Tim drops his head back, closes his eyes, and takes a deep breath.
“Do you know what he said? Do you know? Do you know what that nice gentleman at Uno’s in Maryfield said?” Tim sways back and forth, slow, then faster, and with his heavy torso, it appears he might topple over on the sidewalk. “The nice gentleman he says, ‘Tim, you won’t have a problem here, you’ll be treated with respect.’ That’s what he says. ‘RESPECT.’ Once my paperwork transfers, from my past manager, that bitch, I’ll be all set to work in Maryfield.”
He’s still swaying, looking up at the sky.
“So when she puts my paperwork in, I’ll get respect at Maryfield Uno’s.” He stops. “What?” he says.
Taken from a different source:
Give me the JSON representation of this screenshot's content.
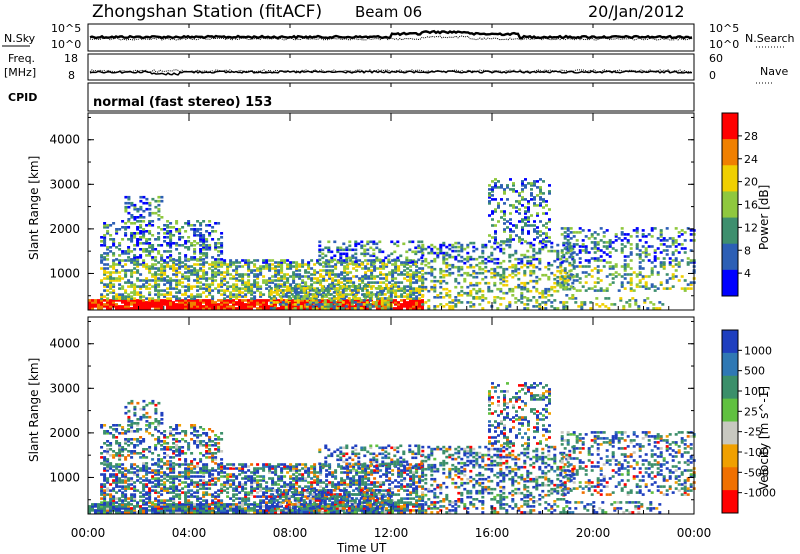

He sneers his lips and squints his eyes. “She’ll do it. My friends there who want me back will make her. They’ll make her do it, then I’ll work at Maryfield Uno’s with the nice gentleman manager.”
Tim waddles off down the sidewalk east (this time) toward the mall, waddling that concrete-hard, light-bulb-shaped body, bobbing. He waits at the crosswalk at the light, which he doesn’t mind. He says it’s nice at the crosswalk—almost makes up for the wait—because the electronic box tells you how many seconds you have to cross at the crosswalk, forty seconds even sometimes, FORTY SECONDS! From the crosswalk Tim turns and almost yells in a high register:
“BEAUTIFUL DAY, THOUGH! BEAUTIFUL OUTSIDE!” Then, ambling away, speaking softer this time, he says in a soft whine, softer, mixing with the whine of the traffic, an odd duet:
“Beautiful out, what more could you want?”